As for FN, the cumulative incidence of FN over the course of the study was only reported for cycles 1–2 in three interventional arms that were less than expected, indicating that the prophylactic use of G-CSF was warranted to reduce the risk of febrile neutropenia.

Safety profile was generally similar between PEG-G-CSF and reference G-CSF; however, the results of adverse drug reactions showed that PEG-rhG-CSF was well tolerated compared with rhG-CSF (P = 0.0477). The incidence of grade 3/4 adverse drug reactions was observed in three patients in the PEG-rhG-CSF 100 µg/kg group, two patients in the PEG-rhG-CSF 6 mg group, and 8 patients in the rhG-CSF group. With respect to adverse events, most of them were attributable to complications of myelosuppressive chemotherapy, were of mild or moderate intensity, and showed no significant difference. Of SAEs over all cycles, nine patients in the PEG-rhG-CSF 100 µg/kg group, three patients in the PEG-rhG-CSF 6 mg group, and 12 patients in the rhG-CSF 5 µg/kg/day group experienced severe neutropenia. Three patients in the PEG-rhG-CSF 100 µg/kg group experienced asthma recurrence, hemorrhoidal hemorrhage, and thymosin-induced anaphylaxis, respectively. Of these SAEs, a total of 26 events had an unrelated or unlikely relationship to PEG-rhG-CSF or rhG-CSF, and 1 was considered unassessable. Moreover, in accordance with the low immunogenic potential of rhG-CSF, immunogenic response to PEG-rhG-CSF assessed showed no increased risk of developing anti-PEG-rhG-CSF antibodies.
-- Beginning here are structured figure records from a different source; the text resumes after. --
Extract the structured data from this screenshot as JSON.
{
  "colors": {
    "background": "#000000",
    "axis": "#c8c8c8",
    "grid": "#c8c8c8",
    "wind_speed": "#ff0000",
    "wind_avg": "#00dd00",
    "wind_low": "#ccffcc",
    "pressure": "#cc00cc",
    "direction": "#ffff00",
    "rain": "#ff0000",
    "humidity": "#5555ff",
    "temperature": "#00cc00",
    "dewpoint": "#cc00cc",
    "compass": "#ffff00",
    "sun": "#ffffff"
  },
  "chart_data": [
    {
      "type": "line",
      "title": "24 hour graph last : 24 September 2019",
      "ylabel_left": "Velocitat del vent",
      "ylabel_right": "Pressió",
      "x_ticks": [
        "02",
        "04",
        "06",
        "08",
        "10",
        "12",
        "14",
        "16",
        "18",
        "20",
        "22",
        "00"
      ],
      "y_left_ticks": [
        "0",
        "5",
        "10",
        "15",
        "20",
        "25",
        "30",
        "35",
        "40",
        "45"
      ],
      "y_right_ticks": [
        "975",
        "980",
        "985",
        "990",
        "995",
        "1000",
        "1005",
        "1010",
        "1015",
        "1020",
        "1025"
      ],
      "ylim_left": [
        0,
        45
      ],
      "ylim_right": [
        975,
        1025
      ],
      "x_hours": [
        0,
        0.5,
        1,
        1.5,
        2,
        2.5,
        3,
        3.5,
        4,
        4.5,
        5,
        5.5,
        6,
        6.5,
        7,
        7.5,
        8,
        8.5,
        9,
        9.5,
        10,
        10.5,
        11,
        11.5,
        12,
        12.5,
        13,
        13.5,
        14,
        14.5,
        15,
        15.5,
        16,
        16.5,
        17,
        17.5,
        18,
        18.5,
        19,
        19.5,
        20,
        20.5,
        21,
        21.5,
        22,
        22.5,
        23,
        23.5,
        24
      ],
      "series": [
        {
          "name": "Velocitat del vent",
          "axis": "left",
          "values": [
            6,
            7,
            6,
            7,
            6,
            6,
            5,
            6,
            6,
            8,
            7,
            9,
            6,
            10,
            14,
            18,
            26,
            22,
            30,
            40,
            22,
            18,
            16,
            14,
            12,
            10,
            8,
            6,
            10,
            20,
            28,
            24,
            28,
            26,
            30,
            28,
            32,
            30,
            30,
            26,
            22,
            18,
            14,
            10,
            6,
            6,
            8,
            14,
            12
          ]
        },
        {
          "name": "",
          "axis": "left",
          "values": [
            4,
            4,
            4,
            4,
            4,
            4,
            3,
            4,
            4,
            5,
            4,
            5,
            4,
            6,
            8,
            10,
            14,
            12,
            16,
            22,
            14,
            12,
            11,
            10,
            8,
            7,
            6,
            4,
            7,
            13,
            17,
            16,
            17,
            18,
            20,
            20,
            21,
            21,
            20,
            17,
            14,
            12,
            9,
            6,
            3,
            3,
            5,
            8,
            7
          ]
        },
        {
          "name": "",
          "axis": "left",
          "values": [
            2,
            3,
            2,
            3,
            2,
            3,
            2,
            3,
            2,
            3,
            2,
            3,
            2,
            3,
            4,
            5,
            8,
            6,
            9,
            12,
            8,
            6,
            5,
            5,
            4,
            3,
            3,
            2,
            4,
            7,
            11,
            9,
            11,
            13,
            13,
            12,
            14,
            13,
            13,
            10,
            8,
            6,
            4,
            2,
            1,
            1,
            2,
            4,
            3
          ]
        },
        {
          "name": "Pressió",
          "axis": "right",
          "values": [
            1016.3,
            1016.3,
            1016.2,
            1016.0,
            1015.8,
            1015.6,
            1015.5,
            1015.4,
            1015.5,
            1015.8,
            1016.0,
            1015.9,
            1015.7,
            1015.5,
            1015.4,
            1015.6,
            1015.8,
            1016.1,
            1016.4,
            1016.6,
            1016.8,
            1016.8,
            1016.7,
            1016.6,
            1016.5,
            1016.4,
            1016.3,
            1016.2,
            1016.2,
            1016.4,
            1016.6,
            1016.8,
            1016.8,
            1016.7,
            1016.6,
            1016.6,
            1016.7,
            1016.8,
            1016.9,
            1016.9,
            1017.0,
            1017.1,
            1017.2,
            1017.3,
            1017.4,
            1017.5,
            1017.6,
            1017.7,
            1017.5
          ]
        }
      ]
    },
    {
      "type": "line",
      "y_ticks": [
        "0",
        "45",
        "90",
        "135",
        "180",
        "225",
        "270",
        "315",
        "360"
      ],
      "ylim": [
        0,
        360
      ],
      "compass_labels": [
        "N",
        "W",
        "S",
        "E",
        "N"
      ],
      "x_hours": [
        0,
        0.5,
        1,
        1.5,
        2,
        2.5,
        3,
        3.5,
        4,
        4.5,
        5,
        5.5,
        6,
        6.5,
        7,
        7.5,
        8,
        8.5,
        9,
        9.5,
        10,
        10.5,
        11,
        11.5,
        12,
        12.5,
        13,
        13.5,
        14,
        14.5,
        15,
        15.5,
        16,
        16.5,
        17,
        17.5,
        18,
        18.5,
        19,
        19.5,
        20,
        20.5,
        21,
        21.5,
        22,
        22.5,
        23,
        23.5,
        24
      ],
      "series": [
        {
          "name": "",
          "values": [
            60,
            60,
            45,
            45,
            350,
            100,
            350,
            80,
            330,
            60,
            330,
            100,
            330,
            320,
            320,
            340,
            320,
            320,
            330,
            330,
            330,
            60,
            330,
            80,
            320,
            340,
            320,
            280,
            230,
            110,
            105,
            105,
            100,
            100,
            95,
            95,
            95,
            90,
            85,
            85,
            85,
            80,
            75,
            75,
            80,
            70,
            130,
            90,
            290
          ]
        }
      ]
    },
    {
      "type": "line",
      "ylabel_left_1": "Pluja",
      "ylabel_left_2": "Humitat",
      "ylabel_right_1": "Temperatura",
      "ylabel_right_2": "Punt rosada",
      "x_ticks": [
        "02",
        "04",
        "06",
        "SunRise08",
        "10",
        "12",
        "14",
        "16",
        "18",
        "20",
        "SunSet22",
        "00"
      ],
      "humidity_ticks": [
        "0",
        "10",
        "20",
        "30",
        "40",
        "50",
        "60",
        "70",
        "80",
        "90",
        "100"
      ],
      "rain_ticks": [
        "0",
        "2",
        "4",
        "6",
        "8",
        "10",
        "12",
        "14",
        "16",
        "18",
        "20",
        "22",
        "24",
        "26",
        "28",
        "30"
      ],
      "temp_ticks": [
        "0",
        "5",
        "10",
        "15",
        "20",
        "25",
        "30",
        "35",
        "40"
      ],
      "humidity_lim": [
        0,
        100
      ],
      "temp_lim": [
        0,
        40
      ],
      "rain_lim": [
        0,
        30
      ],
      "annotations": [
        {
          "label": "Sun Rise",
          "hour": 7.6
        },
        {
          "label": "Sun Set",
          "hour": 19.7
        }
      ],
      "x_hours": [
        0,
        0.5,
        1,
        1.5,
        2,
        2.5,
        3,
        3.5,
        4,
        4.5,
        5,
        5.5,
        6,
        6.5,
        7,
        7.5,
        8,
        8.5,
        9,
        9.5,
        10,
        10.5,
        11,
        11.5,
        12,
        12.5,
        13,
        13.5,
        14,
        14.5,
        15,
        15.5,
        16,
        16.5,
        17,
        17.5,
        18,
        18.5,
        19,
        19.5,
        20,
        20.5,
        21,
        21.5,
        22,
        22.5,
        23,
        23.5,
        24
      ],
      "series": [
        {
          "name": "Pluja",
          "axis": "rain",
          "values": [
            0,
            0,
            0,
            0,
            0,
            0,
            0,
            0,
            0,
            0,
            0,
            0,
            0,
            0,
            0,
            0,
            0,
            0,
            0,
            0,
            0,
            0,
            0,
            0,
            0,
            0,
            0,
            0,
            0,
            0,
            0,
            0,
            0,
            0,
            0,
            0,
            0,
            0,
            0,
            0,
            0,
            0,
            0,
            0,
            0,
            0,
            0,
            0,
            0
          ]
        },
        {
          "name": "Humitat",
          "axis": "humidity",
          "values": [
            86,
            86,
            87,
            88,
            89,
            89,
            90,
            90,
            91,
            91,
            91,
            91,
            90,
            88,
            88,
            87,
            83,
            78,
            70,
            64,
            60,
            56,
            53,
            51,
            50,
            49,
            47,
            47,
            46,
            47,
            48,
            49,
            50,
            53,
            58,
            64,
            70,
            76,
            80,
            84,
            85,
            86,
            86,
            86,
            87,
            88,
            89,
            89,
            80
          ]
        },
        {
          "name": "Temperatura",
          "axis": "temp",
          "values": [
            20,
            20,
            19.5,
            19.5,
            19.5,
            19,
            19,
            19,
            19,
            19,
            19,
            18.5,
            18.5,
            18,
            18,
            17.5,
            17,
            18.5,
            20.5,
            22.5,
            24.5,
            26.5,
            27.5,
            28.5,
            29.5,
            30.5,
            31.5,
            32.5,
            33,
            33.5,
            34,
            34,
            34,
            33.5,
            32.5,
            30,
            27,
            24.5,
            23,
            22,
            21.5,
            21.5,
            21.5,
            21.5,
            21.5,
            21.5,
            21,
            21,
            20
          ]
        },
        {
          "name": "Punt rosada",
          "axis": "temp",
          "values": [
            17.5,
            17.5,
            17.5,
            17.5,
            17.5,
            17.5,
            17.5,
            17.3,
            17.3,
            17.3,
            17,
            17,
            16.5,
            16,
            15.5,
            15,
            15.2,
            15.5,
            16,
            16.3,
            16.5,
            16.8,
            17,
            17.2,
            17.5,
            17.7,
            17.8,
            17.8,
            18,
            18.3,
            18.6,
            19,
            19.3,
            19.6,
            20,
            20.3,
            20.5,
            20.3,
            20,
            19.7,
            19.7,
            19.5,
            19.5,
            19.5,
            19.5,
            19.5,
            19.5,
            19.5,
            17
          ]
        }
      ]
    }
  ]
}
Additionally, PFS was explored between the PEG-rhG-CSF and rhG-CSF groups. The survival lines of PEG-rhG-CSF and rhG-CSF intersected at the beginning and gradually separated with an increasing difference, indicating that metastatic patients preferred PEG-rhG-CSF to rhG-CSF despite no significance observed by Kaplan–Meier analysis (n = 49, P = 0.153). G-CSF has been associated with multiple immune effects, including the stimulation of neutrophil-mediated cytotoxicity of lymphoma cells. Neutrophils have been described as potent cytotoxic effectors, able to produce many cytotoxic molecules, and exert direct tumoricidal activity [20, 21]. Paradoxically, high doses of G-CSF might induce immune suppression. The immune boosting phenomenon appears to be dose dependent and occurs preferably at lower doses of G-CSF. PEG-rhG-GSF, a long-acting form of G-CSF, observed of lower incidence and shorter duration of grade 3/4 neutropenia over multiple cycles of chemotherapy, presumed constant and mild stimulation of neutrophils and neutrophil precursors in bone marrow and/or blood, may manipulate immunological response in a positive way and thus prolong PFS in breast cancer patients. However, this study was neither designed nor powered to assess PFS, and the number of PFS events was limited. Further evaluation involving more metastatic patients with longer follow-up will be needed.

In conclusion, compared with rhG-CSF, PEG-rhG-CSF is a more convenient and safe formulation and a more effective prophylactic measure in breast cancer patients receiving multiple cycles of chemotherapy.